Bir coğrafyanın haykırışı olarak “Qîrayis”

- Ruken AYDIN
355 views
Dersim’in Mazgirt ilçesinde doğan Yıldız Arslan henüz küçük yaşlarda dinlediği Kürtçe kilamlarla birlikte müzik ile tanışır. Bu bağı daha da güçlendirmek için müziğe ilgisini arttırır, saz çalmaya başlar. Arslan’ın yaşamında kilamlar ayrılmaz bir parça haline gelir. Siyasi nedenlerden dolayı 1988’de ailece Avrupa’ya göç etmek zorunda kalırlar.

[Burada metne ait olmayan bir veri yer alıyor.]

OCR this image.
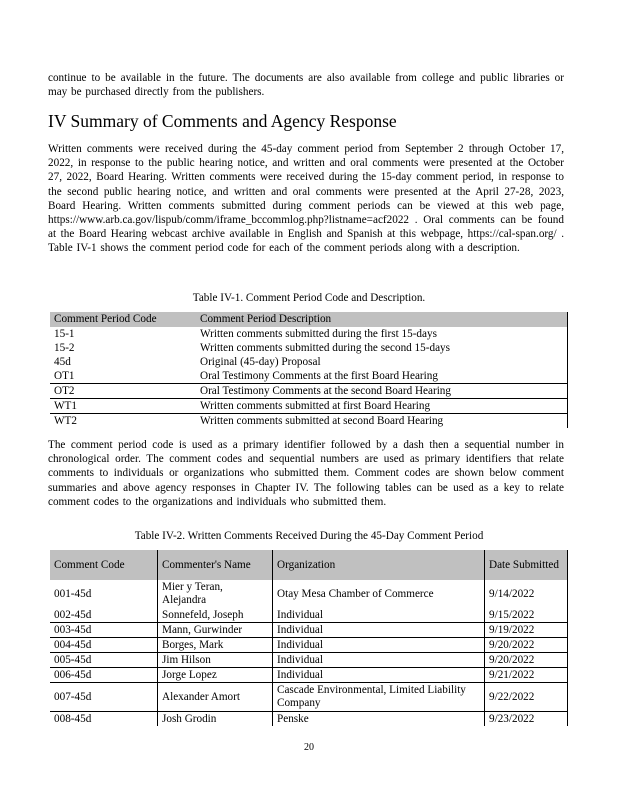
continue to be available in the future. The documents are also available from college and public libraries or may be purchased directly from the publishers.
IV Summary of Comments and Agency Response
Written comments were received during the 45-day comment period from September 2 through October 17, 2022, in response to the public hearing notice, and written and oral comments were presented at the October 27, 2022, Board Hearing. Written comments were received during the 15-day comment period, in response to the second public hearing notice, and written and oral comments were presented at the April 27-28, 2023, Board Hearing. Written comments submitted during comment periods can be viewed at this web page, https://www.arb.ca.gov/lispub/comm/iframe_bccommlog.php?listname=acf2022 . Oral comments can be found at the Board Hearing webcast archive available in English and Spanish at this webpage, https://cal-span.org/ . Table IV-1 shows the comment period code for each of the comment periods along with a description.
Table IV-1. Comment Period Code and Description.
Comment Period Code	Comment Period Description
15-1	Written comments submitted during the first 15-days
15-2	Written comments submitted during the second 15-days
45d	Original (45-day) Proposal
OT1	Oral Testimony Comments at the first Board Hearing
OT2	Oral Testimony Comments at the second Board Hearing
WT1	Written comments submitted at first Board Hearing
WT2	Written comments submitted at second Board Hearing
The comment period code is used as a primary identifier followed by a dash then a sequential number in chronological order. The comment codes and sequential numbers are used as primary identifiers that relate comments to individuals or organizations who submitted them. Comment codes are shown below comment summaries and above agency responses in Chapter IV. The following tables can be used as a key to relate comment codes to the organizations and individuals who submitted them.
Table IV-2. Written Comments Received During the 45-Day Comment Period
Comment Code	Commenter's Name	Organization	Date Submitted
001-45d	Mier y Teran, Alejandra	Otay Mesa Chamber of Commerce	9/14/2022
002-45d	Sonnefeld, Joseph	Individual	9/15/2022
003-45d	Mann, Gurwinder	Individual	9/19/2022
004-45d	Borges, Mark	Individual	9/20/2022
005-45d	Jim Hilson	Individual	9/20/2022
006-45d	Jorge Lopez	Individual	9/21/2022
007-45d	Alexander Amort	Cascade Environmental, Limited Liability Company	9/22/2022
008-45d	Josh Grodin	Penske	9/23/2022
20
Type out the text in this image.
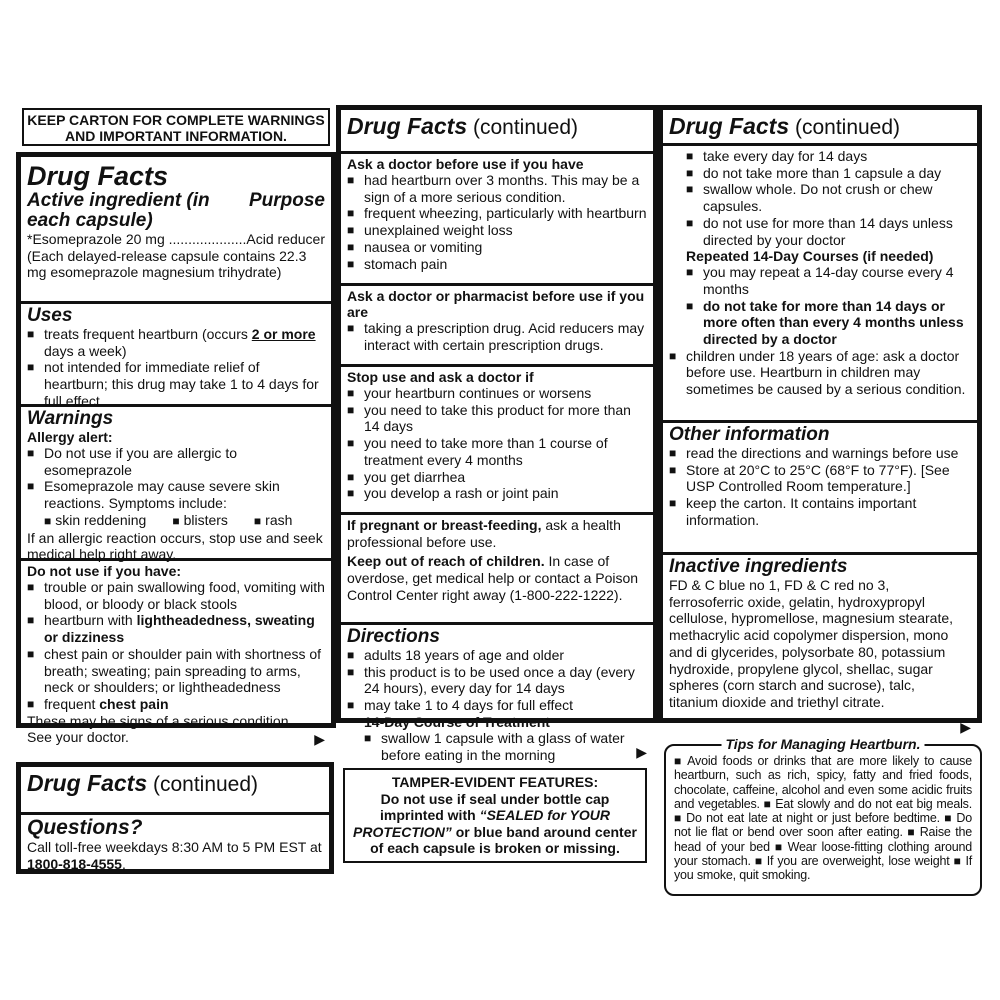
KEEP CARTON FOR COMPLETE WARNINGS
AND IMPORTANT INFORMATION.
Drug Facts
Active ingredient (in each capsule)
Purpose

*Esomeprazole 20 mg .................... Acid reducer

(Each delayed-release capsule contains 22.3 mg esomeprazole magnesium trihydrate)

Uses
■ treats frequent heartburn (occurs 2 or more days a week)
■ not intended for immediate relief of heartburn; this drug may take 1 to 4 days for full effect
Warnings
Allergy alert:
■ Do not use if you are allergic to esomeprazole
■ Esomeprazole may cause severe skin reactions. Symptoms include:
■ skin reddening ■ blisters ■ rash

If an allergic reaction occurs, stop use and seek medical help right away.

Do not use if you have:
■ trouble or pain swallowing food, vomiting with blood, or bloody or black stools
■ heartburn with lightheadedness, sweating or dizziness
■ chest pain or shoulder pain with shortness of breath; sweating; pain spreading to arms, neck or shoulders; or lightheadedness
■ frequent chest pain

These may be signs of a serious condition. See your doctor.	▶
Drug Facts (continued)
Ask a doctor before use if you have
■ had heartburn over 3 months. This may be a sign of a more serious condition.
■ frequent wheezing, particularly with heartburn
■ unexplained weight loss
■ nausea or vomiting
■ stomach pain
Ask a doctor or pharmacist before use if you are
■ taking a prescription drug. Acid reducers may interact with certain prescription drugs.
Stop use and ask a doctor if
■ your heartburn continues or worsens
■ you need to take this product for more than 14 days
■ you need to take more than 1 course of treatment every 4 months
■ you get diarrhea
■ you develop a rash or joint pain

If pregnant or breast-feeding, ask a health professional before use.

Keep out of reach of children. In case of overdose, get medical help or contact a Poison Control Center right away (1-800-222-1222).

Directions
■ adults 18 years of age and older
■ this product is to be used once a day (every 24 hours), every day for 14 days
■ may take 1 to 4 days for full effect
14-Day Course of Treatment
■ swallow 1 capsule with a glass of water before eating in the morning	▶
Drug Facts (continued)
■ take every day for 14 days
■ do not take more than 1 capsule a day
■ swallow whole. Do not crush or chew capsules.
■ do not use for more than 14 days unless directed by your doctor
Repeated 14-Day Courses (if needed)
■ you may repeat a 14-day course every 4 months
■ do not take for more than 14 days or more often than every 4 months unless directed by a doctor
■ children under 18 years of age: ask a doctor before use. Heartburn in children may sometimes be caused by a serious condition.
Other information
■ read the directions and warnings before use
■ Store at 20°C to 25°C (68°F to 77°F). [See USP Controlled Room temperature.]
■ keep the carton. It contains important information.
Inactive ingredients

FD & C blue no 1, FD & C red no 3, ferrosoferric oxide, gelatin, hydroxypropyl cellulose, hypromellose, magnesium stearate, methacrylic acid copolymer dispersion, mono and di glycerides, polysorbate 80, potassium hydroxide, propylene glycol, shellac, sugar spheres (corn starch and sucrose), talc, titanium dioxide and triethyl citrate.

▶
Drug Facts (continued)
Questions?

Call toll-free weekdays 8:30 AM to 5 PM EST at

1800-818-4555.

TAMPER-EVIDENT FEATURES:
Do not use if seal under bottle cap imprinted with “SEALED for YOUR PROTECTION” or blue band around center of each capsule is broken or missing.
Tips for Managing Heartburn.
■ Avoid foods or drinks that are more likely to cause heartburn, such as rich, spicy, fatty and fried foods, chocolate, caffeine, alcohol and even some acidic fruits and vegetables. ■ Eat slowly and do not eat big meals. ■ Do not eat late at night or just before bedtime. ■ Do not lie flat or bend over soon after eating. ■ Raise the head of your bed ■ Wear loose-fitting clothing around your stomach. ■ If you are overweight, lose weight ■ If you smoke, quit smoking.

Arslan her ne kadar göç hayatı yaşamış olsa da kültürel bağlarından hiç kopmadı. Kendi kültürünü yaşamak ve yaşatmak için müzikle bağını güçlü tuttu ve kendi çabalarıyla birçok yerde konserler düzenledi. Konserlerden elde ettiği gelir ile 2015’te “Qîrayis” ismiyle ilk albümünü çıkarttı. İçinde yetiştiği toplumun doğasıyla, kültürüyle, acılarıyla özdeşlik kurar.

Köy yaşamı hakikiydi
Bireysel yaratımların toplumsal dokudan kopuk olmadığını anlayan Yıldız Arslan, devlet zulmünün mağduru olan ailesini korumak için de hep tetikte olur.  Babası 12 Eylül döneminde gördüğü işkence sonucu sağlığını kaybeder ve yaşamını yitirir. Bu şartlar altında büyüyen Arslan, bir taraftan dilinin ve kültürünün yasaklanmışlığını hisseder öte yandan ise bu kültürü yaşatmaya çalışır. Arslan o günleri şöyle dile getiriyor: “Babamın radyosu ve bir de taş plakı vardı. Yöre ozanları bize gelirdi. Evimizde saz, söz hiç eksik olmazdı. Köyün gençleri ile birlikte yakılan bir ateşin etrafında kümelenir, kaynayan çay eşliğinde babamın anlattığı hikayeleri dinlerdik. Mem û Zîn’in hikayesini de henüz çocukken babamdan dinledim.” Liseden sonra Avrupa’ya göç etmek zorunda kalan Arslan köyünden uzaklaştıkça çocukluğuna daha çok yaklaştığını ifade ediyor. Köy hayatını  derin bir özlem ile anlatan Arslan o günleri şöyle aktarıyor: “Daha sahici, paylaşımcı bir yaşamdı. Düğünler üç gün sürerdi. Kadın-erkek ortak halaylara, klamlara eşlik ederdi. Kadınlar tarlada ekin biçerken veya bir kadın doğum yaparken bile klamlar eksik olmazdı. Annem kasetleri gübre torbasına sarıp sarmalar, evin arkasındaki kayalıkların kuytuluğunda saklardı. Sonra askerler belirince ordan alır ormanlık yere götürürdü. Babam anneme; “sen bu kaset yolunda öleceksin” diye takılırdı.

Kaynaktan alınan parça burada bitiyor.